According to the Post, Langeman is among the unnamed FBI officials described in a scathing report this summer from the Justice Department’s inspector general. The report found the agents investigating allegations of sexual abuse by Nassar had violated the FBI’s policies by making false statements and failing to properly document complaints by the accusers, resulting in a delay in the probe into the claims.
The revelation comes the night before four US gymnastics stars — Maroney, Simone Biles, Maggie Nichols and Aly Raisman — will testify before the Senate Judiciary Committee during a hearing about the FBI’s handling of the investigation. Justice Department Inspector General Michael Horowitz and FBI Director Chris Wray will also testify at the hearing, which is titled: “Dereliction of Duty: Examining the Inspector General’s Report on the FBI’s Handling of the Larry Nassar Investigation.”
An attorney for representing multiple Nassar victims, John Manly, told the Post that Langeman’s firing was “long overdue” but said, “I can’t help but wonder if this is because of the Senate hearing, and the timing seems cynical.”

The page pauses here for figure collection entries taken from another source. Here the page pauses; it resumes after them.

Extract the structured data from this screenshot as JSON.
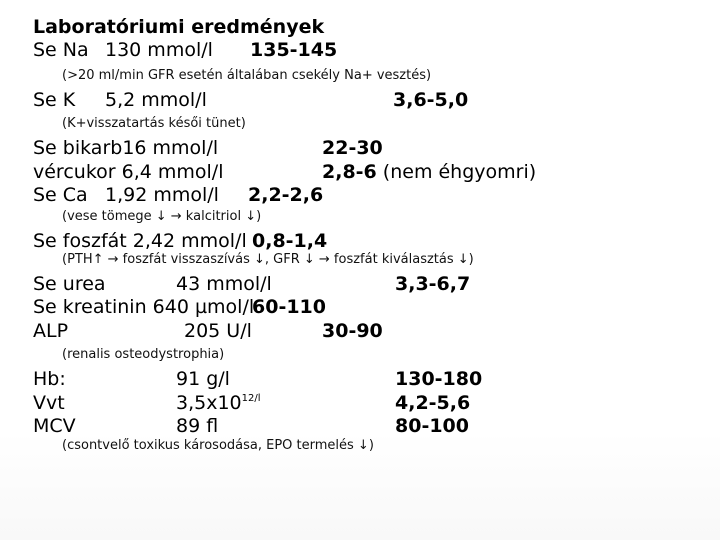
{
  "title": "Laboratóriumi eredmények",
  "na": {
    "label": "Se Na",
    "value": "130 mmol/l",
    "range": "135-145"
  },
  "note_na": "(>20 ml/min GFR esetén általában csekély Na+ vesztés)",
  "k": {
    "label": "Se K",
    "value": "5,2 mmol/l",
    "range": "3,6-5,0"
  },
  "note_k": "(K+visszatartás késői tünet)",
  "bikarb": {
    "label": "Se bikarb16 mmol/l",
    "range": "22-30"
  },
  "glucose": {
    "label": "vércukor 6,4 mmol/l",
    "range": "2,8-6",
    "note": " (nem éhgyomri)"
  },
  "ca": {
    "label": "Se Ca",
    "value": "1,92  mmol/l",
    "range": "2,2-2,6"
  },
  "note_ca": "(vese tömege ↓ → kalcitriol ↓)",
  "phosphate": {
    "label": "Se foszfát  2,42 mmol/l",
    "range": "0,8-1,4"
  },
  "note_phosphate": "(PTH↑ → foszfát visszaszívás ↓, GFR ↓ → foszfát kiválasztás ↓)",
  "urea": {
    "label": "Se urea",
    "value": "43 mmol/l",
    "range": "3,3-6,7"
  },
  "creatinine": {
    "label": "Se kreatinin 640 µmol/l",
    "range": "60-110"
  },
  "alp": {
    "label": "ALP",
    "value": "205 U/l",
    "range": "30-90"
  },
  "note_renal": "(renalis osteodystrophia)",
  "hb": {
    "label": "Hb:",
    "value": "91 g/l",
    "range": "130-180"
  },
  "rbc": {
    "label": "Vvt",
    "value_base": "3,5x10",
    "value_exp": "12/l",
    "range": "4,2-5,6"
  },
  "mcv": {
    "label": "MCV",
    "value": "89 fl",
    "range": "80-100"
  },
  "note_bone": "(csontvelő toxikus károsodása, EPO termelés ↓)"
}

Langeman declined to comment to the Post on Tuesday. The FBI and the inspector general’s office also declined to comment to the paper.
Horowitz’s probe was opened in 2018 to see whether the FBI and its field offices had dragged their feet to respond to allegations of sexual assault made by gymnasts and the USA Gymnastics organization in 2015 and 2016.
The bureau said in a statement following the release of the report that the “actions and inactions of certain FBI employees described in the report are inexcusable and a discredit to this organization,” adding that it has taken action to “ensure and has confirmed that those responsible for the misconduct and breach of trust no longer work FBI matters.”
In 2018, Nassar, who’s also a former Michigan State University doctor, was sentenced to 40 to 175 years in prison after more than 150 women and girls said in court that he had sexually abused them over the past two decades.
He had pleaded guilty to seven counts of criminal sexual conduct in Ingham County, Michigan, and admitted to using his trusted medical position to assault and molest girls under the guise of medical treatment.